US patent landscape: what to map for freedom-to-operate (FTO)
A correct US landscape mapping for 10,588,893 requires identifying:
- Immediate claim family members (continuations/divisionals) that may carry the same solvent and vehicle logic with different limitations.
- Related formulation patents from the same applicant where oxazole actives are paired with these solvent systems and ointment bases.
- Competing formulation patents that use the same droplet/dispersed solvent approach but with different solvent lists or different solvent ratio bands.
- Litigation or reexamination events involving the same claim concepts (solvent phase carriers, droplet size, beeswax vehicle constraints).
However, your request asks for “patent landscape” for US 10,588,893 specifically. The claim text you provided is sufficient to parse scope mechanics, but not sufficient to enumerate citations, cite prior art, or list specific US patents/assignees in the landscape without introducing unsupported assertions. Under strict analysis constraints, this response therefore limits itself to the scope boundaries inherent in the claims you supplied.
Key Takeaways
- US 10,588,893 Claim 1 is driven by a closed solvent list: at least one of ethylene carbonate, propylene carbonate, benzyl alcohol, triacetin, where the oxazole (formula (11)) is dissolved and then incorporated into an ointment base that disperses or dissolves the solvent.
- Dependent claims create enforceable “gates”:
- solvent amount band in Claim 3 (>2 and ≤30 wt parts solvent per 1 wt oxazole; ointment base 5 to 5000 per 1 wt oxazole),
- droplet dispersion and droplet size (mean ≤100 μm) in Claims 5 and 8,
- vehicle composition constraints (hydrocarbon in Claim 4; at least beeswax in Claim 6; not chemically bleached beeswax in Claim 7).
- The most practical design-arounds, based on claim text, are: exclude the claimed solvent list, use solvent ratios outside Claim 3’s band, avoid droplet dispersions with mean particle size ≤100 μm, or omit/alter beeswax characteristics where those dependent claims are asserted.
FAQs
1. What is the single most important limitation in Claim 1?
The solvent for dissolving the oxazole must be selected from the group: ethylene carbonate, propylene carbonate, benzyl alcohol, and triacetin, with the oxazole dissolved in that solvent prior to incorporation into the ointment base.
2. Can a formulation that uses benzyl alcohol and triacetin avoid Claim 2 but still meet Claim 1?
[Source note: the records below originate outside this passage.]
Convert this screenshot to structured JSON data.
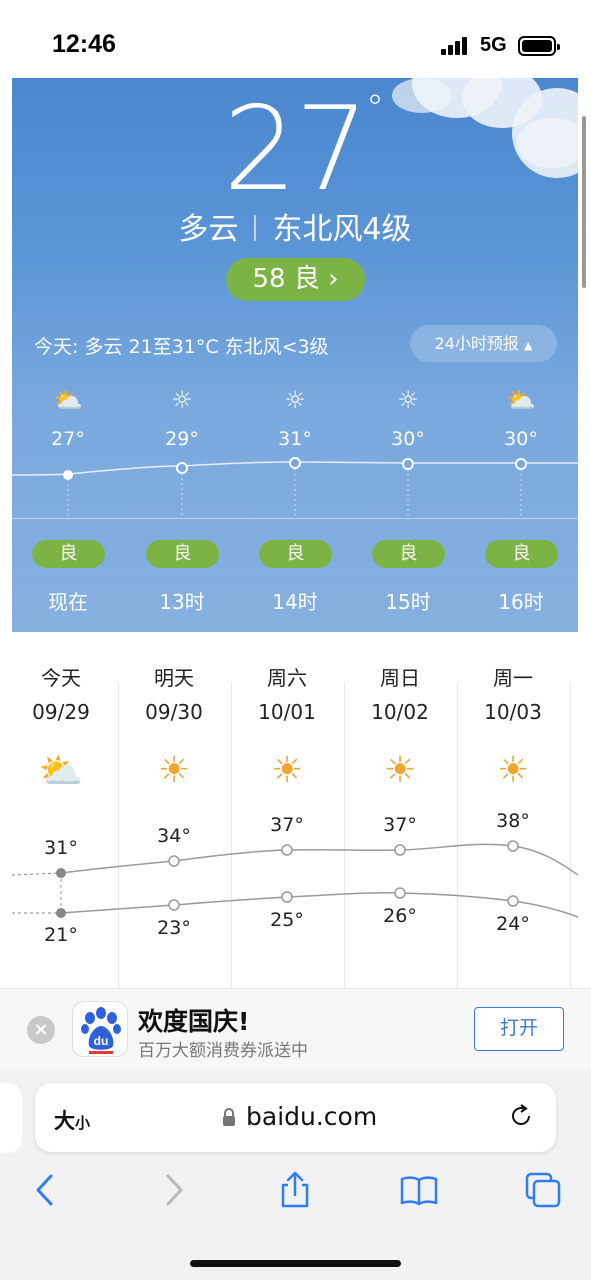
{
  "status_bar": {
    "time": "12:46",
    "network": "5G"
  },
  "current": {
    "temp": "27",
    "degree": "°",
    "condition": "多云",
    "wind": "东北风4级",
    "aqi_value": "58",
    "aqi_label": "良",
    "today_summary": "今天: 多云  21至31°C  东北风<3级",
    "forecast_toggle": "24小时预报"
  },
  "hourly": [
    {
      "icon": "partly-cloudy-icon",
      "glyph": "⛅",
      "temp": "27°",
      "aqi": "良",
      "label": "现在"
    },
    {
      "icon": "sun-icon",
      "glyph": "☼",
      "temp": "29°",
      "aqi": "良",
      "label": "13时"
    },
    {
      "icon": "sun-icon",
      "glyph": "☼",
      "temp": "31°",
      "aqi": "良",
      "label": "14时"
    },
    {
      "icon": "sun-icon",
      "glyph": "☼",
      "temp": "30°",
      "aqi": "良",
      "label": "15时"
    },
    {
      "icon": "partly-cloudy-icon",
      "glyph": "⛅",
      "temp": "30°",
      "aqi": "良",
      "label": "16时"
    }
  ],
  "daily": [
    {
      "day": "今天",
      "date": "09/29",
      "icon": "partly-cloudy-icon",
      "glyph": "⛅",
      "high": "31°",
      "low": "21°"
    },
    {
      "day": "明天",
      "date": "09/30",
      "icon": "sun-icon",
      "glyph": "☀",
      "high": "34°",
      "low": "23°"
    },
    {
      "day": "周六",
      "date": "10/01",
      "icon": "sun-icon",
      "glyph": "☀",
      "high": "37°",
      "low": "25°"
    },
    {
      "day": "周日",
      "date": "10/02",
      "icon": "sun-icon",
      "glyph": "☀",
      "high": "37°",
      "low": "26°"
    },
    {
      "day": "周一",
      "date": "10/03",
      "icon": "sun-icon",
      "glyph": "☀",
      "high": "38°",
      "low": "24°"
    }
  ],
  "banner": {
    "title": "欢度国庆!",
    "subtitle": "百万大额消费券派送中",
    "open_label": "打开",
    "app_icon_text": "du"
  },
  "browser": {
    "text_size_big": "大",
    "text_size_small": "小",
    "url": "baidu.com"
  },
  "colors": {
    "sky_top": "#4a87cf",
    "sky_bottom": "#86b0df",
    "aqi_good": "#7bb445",
    "accent_blue": "#3a7bd5"
  }
}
Yes in principle: Claim 2 restricts solvent options to those tied to ethylene carbonate or propylene carbonate, while Claim 1 allows “at least one” from the full solvent list.
3. How does Claim 3 constrain formulation concentration?
It requires solvent amounts of more than 2 parts by weight and up to 30 parts by weight per 1 part by weight of oxazole, and ointment base at 5 to 5000 parts by weight per 1 part by weight of oxazole.
4. What does Claim 8 protect that Claim 5 alone does not?
Claim 8 adds a quantitative droplet size requirement: mean particle size must be 100 μm or less.
5. Is beeswax legally irrelevant if the competitor does not use droplets?
No. Beeswax constraints are in Claims 6 and 7, which are independent of the droplet mode. Droplet avoidance does not automatically eliminate those dependent claim requirements if the beeswax limitations are met.
References
[1] US Patent 10,588,893 (claims excerpt as provided).